According to a SpineGuard press release, the presentation affirmed experimental data announced earlier in 2023, indicating a 100% success rate and clinical safety. These findings are the result of a collaboration between the company and the Institut des Systèmes Intelligents et de Robotique (IRIS) lab at Sorbonne Université in Paris, France for the application of DSG to surgical robots, and the enhancement of their safety, accuracy and autonomy.
“The innovative and truly unique aspect of DSG technology is that the electrical conductivity data obtained from the tip of the DSG-enhanced surgical drills and taps provides real-time position and guidance information from the tip of traditional robotically navigated surgical instruments,” said Roger Widmann (Hospital for Special Surgery/Weill Cornell Medical College, New York, USA). “DSG data provide confirmatory secondary modality data and confirmation regarding the 3D location of the instrument tip, and—in doing so—can help prevent complications and errors related to loss of registration or failure of traditional navigation before creation of pilot hole or definitive screw placement.”
DSG is based on the local measurement of electrical tissue conductivity in real time—without X-ray imaging—with a sensor located at the tip of the drilling instrument. Its efficacy has been proven via more than 95,000 surgeries across the globe as well as 25 scientific publications, SpineGuard claims.
The experiment presented at CRAS 2023 saw DSG sensing technology being used to automatically stop the drill bit as its tip is aiming at the bone boundary during a vertebral drilling procedure performed autonomously by a robot. The algorithm used for detection in the experiment—which involved an ex-vivo pig vertebra validation model—was tuned before the 50-drilling series was performed, and SpineGuard’s press release notes that no adjustments or calibrations were needed for each specimen. According to the company, a clinically relevant configuration consisting of a pedicular trajectory was utilised.
Overall, 100% of the drillings stopped within a corridor considered to be clinically safe, which consists of 2mm on each side of the interface between bone and the spinal canal. More specifically, all drillings fitted into a -0.9mm/+1.4mm interval, with a mean distance of 0.7mm. This was obtained despite the drilling being performed in a totally ‘blind’ manner, with neither preoperative nor intraoperative imaging being used, according to SpineGuard.
According to the company, this study and the described algorithms are the product of collaborations between SpineGuard, and ISIR, Centre National de la Recherche Scientifique (CNRS) and L’Institut National de la Santé et de la Recherche Médicale (INSERM). Part of this work received funding from the European Union’s (EU) Horizon 2020 research and innovation programme, in the context of the FAROS project.

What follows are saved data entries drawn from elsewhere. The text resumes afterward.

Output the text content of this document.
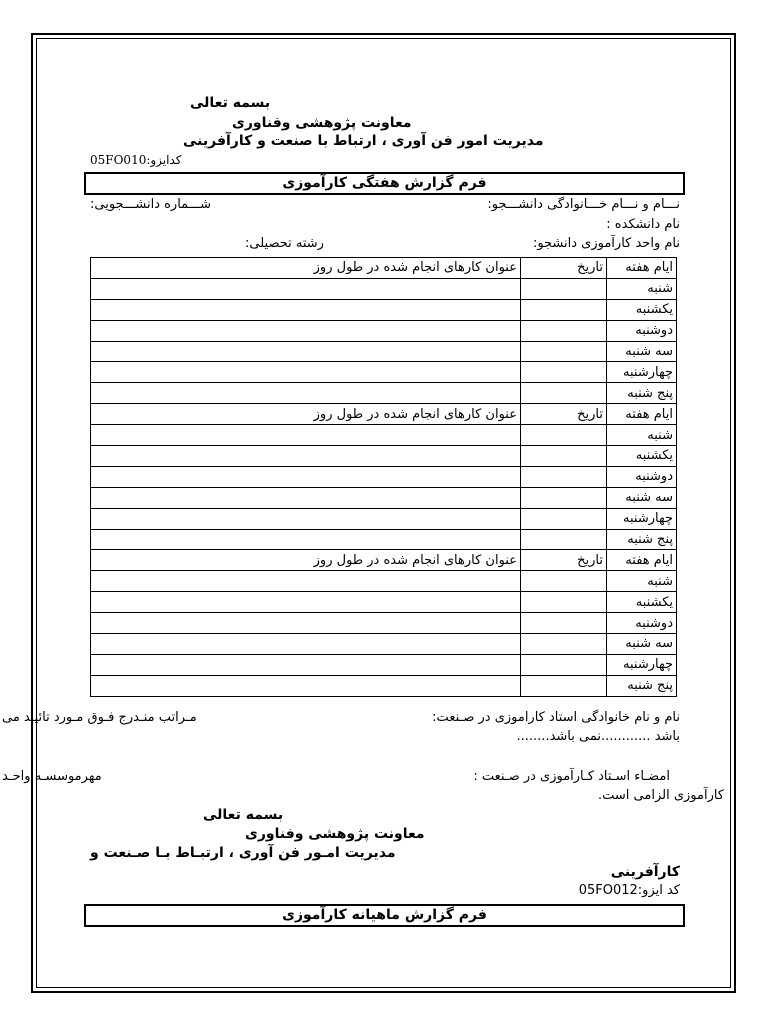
بسمه تعالی
معاونت پژوهشی وفناوری
مدیریت امور فن آوری ، ارتباط با صنعت و کارآفرینی
کدایزو:05FO010
فرم گزارش هفتگی کارآموزی
نـــام و نـــام خـــانوادگی دانشـــجو:
شـــماره دانشـــجویی:
نام دانشکده :
نام واحد کارآموزی دانشجو:
رشته تحصیلی:
ایام هفته	تاریخ	عنوان کارهای انجام شده در طول روز
شنبه		
یکشنبه		
دوشنبه		
سه شنبه		
چهارشنبه		
پنج شنبه		
ایام هفته	تاریخ	عنوان کارهای انجام شده در طول روز
شنبه		
یکشنبه		
دوشنبه		
سه شنبه		
چهارشنبه		
پنج شنبه		
ایام هفته	تاریخ	عنوان کارهای انجام شده در طول روز
شنبه		
یکشنبه		
دوشنبه		
سه شنبه		
چهارشنبه		
پنج شنبه		
نام و نام خانوادگی استاد کاراموزی در صـنعت:
مـراتب منـدرج فـوق مـورد تائیـد می
باشد ............نمی باشد........
امضـاء اسـتاد کـارآموزی در صـنعت :
مهرموسسـه واحـد
کارآموزی الزامی است.
بسمه تعالی
معاونت پژوهشی وفناوری
مدیریت امـور فن آوری ، ارتبـاط بـا صـنعت و
کارآفرینی
کد ایزو:05FO012
فرم گزارش ماهیانه کارآموزی
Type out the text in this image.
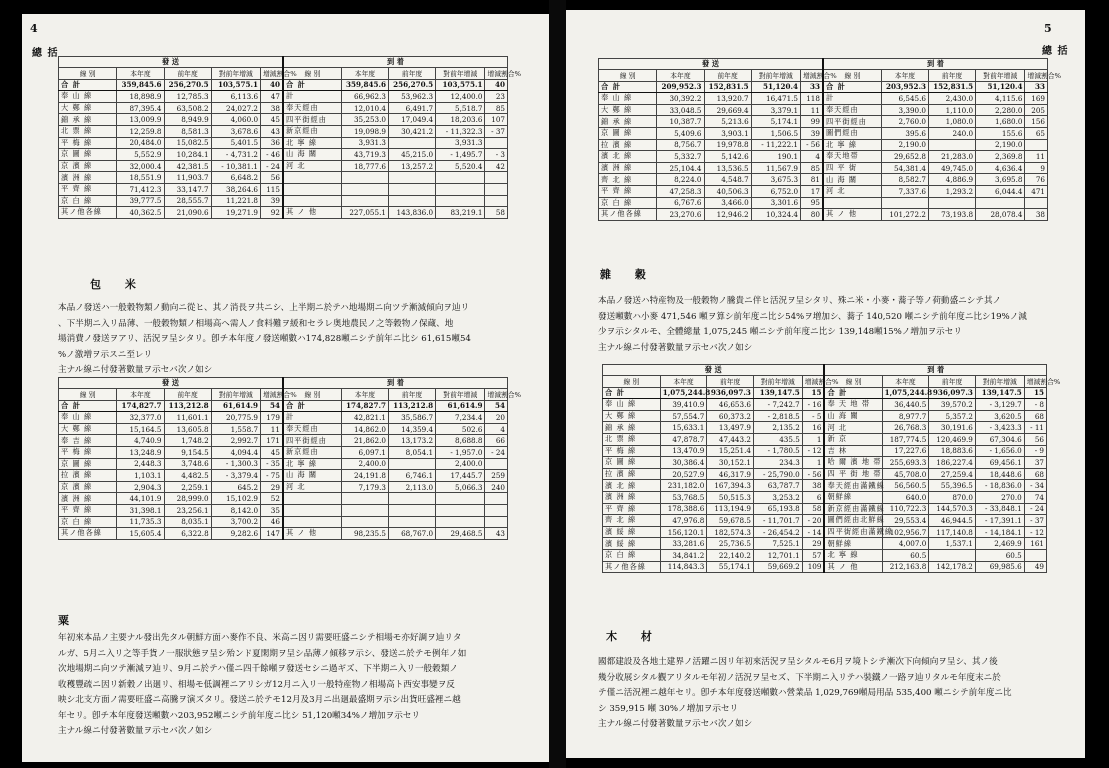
4
總 括
發 送					到 着				
線 別	本年度	前年度	對前年增減	增減割合%	線 別	本年度	前年度	對前年增減	增減割合%
合 計	359,845.6	256,270.5	103,575.1	40	合 計	359,845.6	256,270.5	103,575.1	40
奉 山 線	18,898.9	12,785.3	6,113.6	47	計	66,962.3	53,962.3	12,400.0	23
大 鄭 線	87,395.4	63,508.2	24,027.2	38	奉天經由	12,010.4	6,491.7	5,518.7	85
錦 承 線	13,009.9	8,949.9	4,060.0	45	四平街經由	35,253.0	17,049.4	18,203.6	107
北 票 線	12,259.8	8,581.3	3,678.6	43	新京經由	19,098.9	30,421.2	- 11,322.3	- 37
平 梅 線	20,484.0	15,082.5	5,401.5	36	北 寧 線	3,931.3		3,931.3	
京 圖 線	5,552.9	10,284.1	- 4,731.2	- 46	山 海 關	43,719.3	45,215.0	- 1,495.7	- 3
京 濱 線	32,000.4	42,381.5	- 10,381.1	- 24	河 北	18,777.6	13,257.2	5,520.4	42
濱 洲 線	18,551.9	11,903.7	6,648.2	56					
平 齊 線	71,412.3	33,147.7	38,264.6	115					
京 白 線	39,777.5	28,555.7	11,221.8	39					
其ノ他各線	40,362.5	21,090.6	19,271.9	92	其 ノ 他	227,055.1	143,836.0	83,219.1	58
包 米
本品ノ發送ハ一般穀物類ノ動向ニ從ヒ、其ノ消長ヲ共ニシ、上半期ニ於テハ地場期ニ向ツテ漸減傾向ヲ辿リ
、下半期ニ入リ品薄、一般穀物類ノ相場高ヘ需人ノ食料難ヲ緩和セラレ奥地農民ノ之等穀物ノ保蔵、地
場消費ノ發送ヲアリ、活況ヲ呈シタリ。卽チ本年度ノ發送噸數ハ174,828噸ニシテ前年ニ比シ 61,615噸54
%ノ激増ヲ示スニ至レリ
主ナル線ニ付發著數量ヲ示セバ次ノ如シ
發 送					到 着				
線 別	本年度	前年度	對前年增減	增減割合%	線 別	本年度	前年度	對前年增減	增減割合%
合 計	174,827.7	113,212.8	61,614.9	54	合 計	174,827.7	113,212.8	61,614.9	54
奉 山 線	32,377.0	11,601.1	20,775.9	179	計	42,821.1	35,586.7	7,234.4	20
大 鄭 線	15,164.5	13,605.8	1,558.7	11	奉天經由	14,862.0	14,359.4	502.6	4
奉 吉 線	4,740.9	1,748.2	2,992.7	171	四平街經由	21,862.0	13,173.2	8,688.8	66
平 梅 線	13,248.9	9,154.5	4,094.4	45	新京經由	6,097.1	8,054.1	- 1,957.0	- 24
京 圖 線	2,448.3	3,748.6	- 1,300.3	- 35	北 寧 線	2,400.0		2,400.0	
拉 濱 線	1,103.1	4,482.5	- 3,379.4	- 75	山 海 關	24,191.8	6,746.1	17,445.7	259
京 濱 線	2,904.3	2,259.1	645.2	29	河 北	7,179.3	2,113.0	5,066.3	240
濱 洲 線	44,101.9	28,999.0	15,102.9	52					
平 齊 線	31,398.1	23,256.1	8,142.0	35					
京 白 線	11,735.3	8,035.1	3,700.2	46					
其ノ他各線	15,605.4	6,322.8	9,282.6	147	其 ノ 他	98,235.5	68,767.0	29,468.5	43
粟
年初來本品ノ主要ナル發出先タル朝鮮方面ハ麥作不良、米高ニ因リ需要旺盛ニシテ相場モ亦好調ヲ辿リタ
ルガ、5月ニ入リ之等手貨ノ一服狀態ヲ呈シ殆ンド夏閑期ヲ呈シ品薄ノ傾移ヲ示シ、發送ニ於テモ例年ノ如
次地場期ニ向ツテ漸減ヲ辿リ、9月ニ於テハ僅ニ四千餘噸ヲ發送セシニ過ギズ、下半期ニ入リ一般穀類ノ
收穫豐疏ニ因リ新穀ノ出廻リ、相場モ低調裡ニアリシガ12月ニ入リ一般特産物ノ相場高ト西安事變ヲ反
映シ北支方面ノ需要旺盛ニ高騰ヲ演ズタリ。發送ニ於テモ12月及3月ニ出廻最盛期ヲ示シ出貨旺盛裡ニ越
年セリ。卽チ本年度發送噸數ハ203,952噸ニシテ前年度ニ比シ 51,120噸34%ノ増加ヲ示セリ
主ナル線ニ付發著數量ヲ示セバ次ノ如シ
5
總 括
發 送					到 着				
線 別	本年度	前年度	對前年增減	增減割合%	線 別	本年度	前年度	對前年增減	增減割合%
合 計	209,952.3	152,831.5	51,120.4	33	合 計	203,952.3	152,831.5	51,120.4	33
奉 山 線	30,392.2	13,920.7	16,471.5	118	計	6,545.6	2,430.0	4,115.6	169
大 鄭 線	33,048.5	29,669.4	3,379.1	11	奉天經由	3,390.0	1,110.0	2,280.0	205
錦 承 線	10,387.7	5,213.6	5,174.1	99	四平街經由	2,760.0	1,080.0	1,680.0	156
京 圖 線	5,409.6	3,903.1	1,506.5	39	圖們經由	395.6	240.0	155.6	65
拉 濱 線	8,756.7	19,978.8	- 11,222.1	- 56	北 寧 線	2,190.0		2,190.0	
濱 北 線	5,332.7	5,142.6	190.1	4	奉天地帯	29,652.8	21,283.0	2,369.8	11
濱 洲 線	25,104.4	13,536.5	11,567.9	85	四 平 街	54,381.4	49,745.0	4,636.4	9
齊 北 線	8,224.0	4,548.7	3,675.3	81	山 海 關	8,582.7	4,886.9	3,695.8	76
平 齊 線	47,258.3	40,506.3	6,752.0	17	河 北	7,337.6	1,293.2	6,044.4	471
京 白 線	6,767.6	3,466.0	3,301.6	95					
其ノ他各線	23,270.6	12,946.2	10,324.4	80	其 ノ 他	101,272.2	73,193.8	28,078.4	38
雜 穀
本品ノ發送ハ特産物及一般穀物ノ騰貴ニ伴ヒ活況ヲ呈シタリ、殊ニ米・小麥・蕎子等ノ荷動盛ニシテ其ノ
發送噸數ハ小麥 471,546 噸ヲ算シ前年度ニ比シ54%ヲ増加シ、蕎子 140,520 噸ニシテ前年度ニ比シ19%ノ減
少ヲ示シタルモ、全體總量 1,075,245 噸ニシテ前年度ニ比シ 139,148噸15%ノ増加ヲ示セリ
主ナル線ニ付發著數量ヲ示セバ次ノ如シ
發 送					到 着				
線 別	本年度	前年度	對前年增減	增減割合%	線 別	本年度	前年度	對前年增減	增減割合%
合 計	1,075,244.8	936,097.3	139,147.5	15	合 計	1,075,244.8	936,097.3	139,147.5	15
奉 山 線	39,410.9	46,653.6	- 7,242.7	- 16	奉 天 地 帯	36,440.5	39,570.2	- 3,129.7	- 8
大 鄭 線	57,554.7	60,373.2	- 2,818.5	- 5	山 海 關	8,977.7	5,357.2	3,620.5	68
錦 承 線	15,633.1	13,497.9	2,135.2	16	河 北	26,768.3	30,191.6	- 3,423.3	- 11
北 票 線	47,878.7	47,443.2	435.5	1	新 京	187,774.5	120,469.9	67,304.6	56
平 梅 線	13,470.9	15,251.4	- 1,780.5	- 12	吉 林	17,227.6	18,883.6	- 1,656.0	- 9
京 圖 線	30,386.4	30,152.1	234.3	1	哈 爾 濱 地 帯	255,693.3	186,227.4	69,456.1	37
拉 濱 線	20,527.9	46,317.9	- 25,790.0	- 56	四 平 街 地 帯	45,708.0	27,259.4	18,448.6	68
濱 北 線	231,182.0	167,394.3	63,787.7	38	奉天經由滿鐵線	56,560.5	55,396.5	- 18,836.0	- 34
濱 洲 線	53,768.5	50,515.3	3,253.2	6	朝鮮線	640.0	870.0	270.0	74
平 齊 線	178,388.6	113,194.9	65,193.8	58	新京經由滿鐵線	110,722.3	144,570.3	- 33,848.1	- 24
齊 北 線	47,976.8	59,678.5	- 11,701.7	- 20	圖們經由北鮮線	29,553.4	46,944.5	- 17,391.1	- 37
濱 綏 線	156,120.1	182,574.3	- 26,454.2	- 14	四平街經由滿鐵線	102,956.7	117,140.8	- 14,184.1	- 12
濱 綏 線	33,281.6	25,736.5	7,525.1	29	朝鮮線	4,007.0	1,537.1	2,469.9	161
京 白 線	34,841.2	22,140.2	12,701.1	57	北 寧 線	60.5		60.5	
其ノ他各線	114,843.3	55,174.1	59,669.2	109	其 ノ 他	212,163.8	142,178.2	69,985.6	49
木 材
國都建設及各地土建界ノ活躍ニ因リ年初來活況ヲ呈シタルモ6月ヲ境トシテ漸次下向傾向ヲ呈シ、其ノ後
幾分收展シタル觀アリタルモ年初ノ活況ヲ呈セズ、下半期ニ入リテハ裝鐵ノ一路ヲ辿リタルモ年度末ニ於
テ僅ニ活況裡ニ越年セリ。卽チ本年度發送噸數ハ營業品 1,029,769噸局用品 535,400 噸ニシテ前年度ニ比
シ 359,915 噸 30%ノ増加ヲ示セリ
主ナル線ニ付發著數量ヲ示セバ次ノ如シ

“The acceptance of this new article in a reference conference of the sector is a new validation by the scientific community of the value and feasibility in using DSG to enhance surgical robots in orthopaedics,” said Stéphane Bette, co-founder and deputy CEO of SpineGuard. “It also displays the richness of our collaboration with ISIR and the hospital practitioners who contributed to this study.”
“The tight collaboration between SpineGuard, the Sorbonne Institute of Spine Surgery and ISIR continuously allows for improving spine surgery,” added Brahim Tamadazte, research director at CNRS, member of ISIR, and co-author of the study. “The know-how combination of SpineGuard for DSG smart instruments with our long-time expertise in surgical robotics and the experience of renowned spine surgeons, such as Raphaël Vialle, Elie Saghbiny and Christina Bobbio, enabled us to develop an algorithmic method for detecting potential bone breaches during pedicle screw insertion.”